It’s the whodunnit – or whatdunnit – that has kept scientists, politicians, journalists and armchair sleuths speculating ever since the first stories of a ‘mysterious viral pneumonia’ began leaking out of Wuhan: where did Sars-CoV-2, the virus that causes Covid-19, come from? Was it an unlucky natural occurrence, a bat virus which made the opportunistic leap from animals to humans somewhere in the pulsing zoonotic stew of a Wuhan wet market? Or did it stem from the accidental infection of a laboratory worker, most likely in the nearby Wuhan Institute of Virology (WIV), which by 2019 had collected nearly 20,000 bat samples, and more than 1,500 individual coronavirus sequences?
Many reputable scientists effectively sent out the message that the ‘lab leak’ theory was for crackpots
Both theories – and variations thereof – have their passionate backers. The truth of what happened sits in history, a stubborn little sequence of hard facts. But the difficulty lies in reaching those facts, buried as they may now be beneath hardened layers of undisclosed data, Chinese government obfuscation, opaque scientific methods and US political manoeuvrings. It requires an intrepid character to attempt excavations. Step forward John Sudworth, a former BBC China correspondent, and his podcast Fever: The Hunt for Covid’s Origin, also being broadcast on Radio 4.

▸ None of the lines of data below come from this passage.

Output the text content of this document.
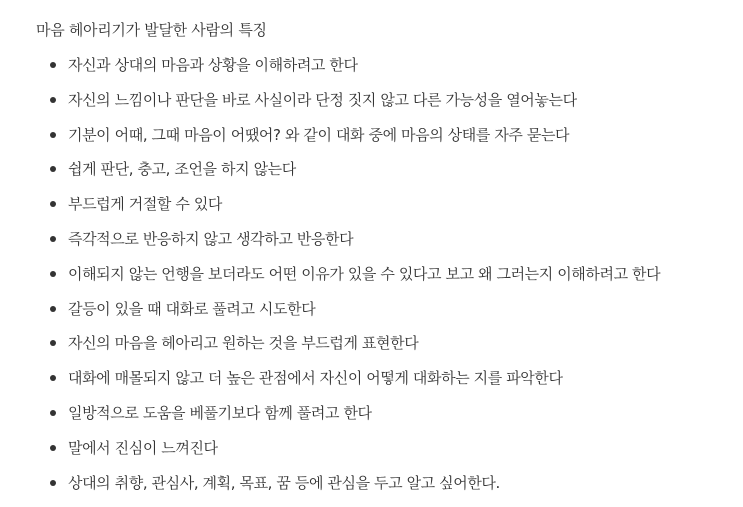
마음 헤아리기가 발달한 사람의 특징
자신과 상대의 마음과 상황을 이해하려고 한다
자신의 느낌이나 판단을 바로 사실이라 단정 짓지 않고 다른 가능성을 열어놓는다
기분이 어때, 그때 마음이 어땠어? 와 같이 대화 중에 마음의 상태를 자주 묻는다
쉽게 판단, 충고, 조언을 하지 않는다
부드럽게 거절할 수 있다
즉각적으로 반응하지 않고 생각하고 반응한다
이해되지 않는 언행을 보더라도 어떤 이유가 있을 수 있다고 보고 왜 그러는지 이해하려고 한다
갈등이 있을 때 대화로 풀려고 시도한다
자신의 마음을 헤아리고 원하는 것을 부드럽게 표현한다
대화에 매몰되지 않고 더 높은 관점에서 자신이 어떻게 대화하는 지를 파악한다
일방적으로 도움을 베풀기보다 함께 풀려고 한다
말에서 진심이 느껴진다
상대의 취향, 관심사, 계획, 목표, 꿈 등에 관심을 두고 알고 싶어한다.
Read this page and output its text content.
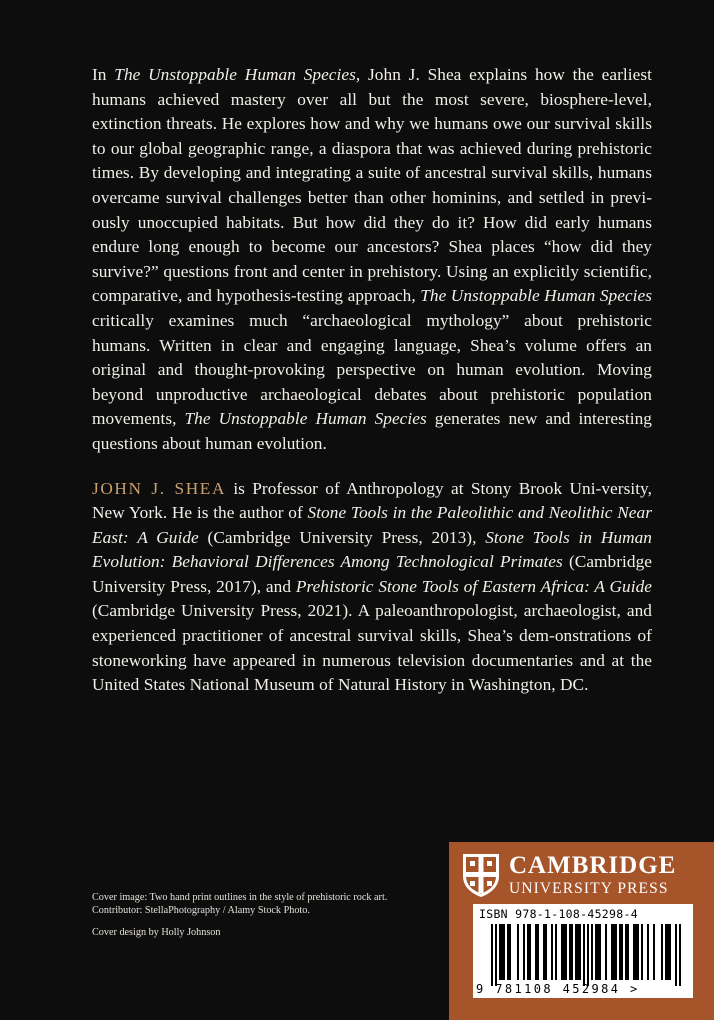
In The Unstoppable Human Species, John J. Shea explains how the earliest humans achieved mastery over all but the most severe, biosphere-level, extinction threats. He explores how and why we humans owe our survival skills to our global geographic range, a diaspora that was achieved during prehistoric times. By developing and integrating a suite of ancestral survival skills, humans overcame survival challenges better than other hominins, and settled in previ-ously unoccupied habitats. But how did they do it? How did early humans endure long enough to become our ancestors? Shea places “how did they survive?” questions front and center in prehistory. Using an explicitly scientific, comparative, and hypothesis-testing approach, The Unstoppable Human Species critically examines much “archaeological mythology” about prehistoric humans. Written in clear and engaging language, Shea’s volume offers an original and thought-provoking perspective on human evolution. Moving beyond unproductive archaeological debates about prehistoric population movements, The Unstoppable Human Species generates new and interesting questions about human evolution.

JOHN J. SHEA is Professor of Anthropology at Stony Brook Uni-versity, New York. He is the author of Stone Tools in the Paleolithic and Neolithic Near East: A Guide (Cambridge University Press, 2013), Stone Tools in Human Evolution: Behavioral Differences Among Technological Primates (Cambridge University Press, 2017), and Prehistoric Stone Tools of Eastern Africa: A Guide (Cambridge University Press, 2021). A paleoanthropologist, archaeologist, and experienced practitioner of ancestral survival skills, Shea’s dem-onstrations of stoneworking have appeared in numerous television documentaries and at the United States National Museum of Natural History in Washington, DC.

Cover image: Two hand print outlines in the style of prehistoric rock art. Contributor: StellaPhotography / Alamy Stock Photo.

Cover design by Holly Johnson

CAMBRIDGE
UNIVERSITY PRESS
ISBN 978-1-108-45298-4
9 781108 452984 >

Sudworth has form in irritating the Chinese authorities. In 2021 he had to leave for Taiwan after his reporting triggered a government backlash. Episode one of Fever recalls his investigative foray to the bat-caves of China’s southwestern Yunnan province, where researchers garnered material to tell them more about Sars-type coronaviruses. While in the region, Sudworth and his team were harried by every possible variety of state personnel, including the fire brigade (‘I’m not on fire!’ you hear him protesting). But as he probed the ‘lab leak’ hypothesis, noises from the West weren’t much more encouraging: western scientists said this was ‘chasing a conspiracy theory’.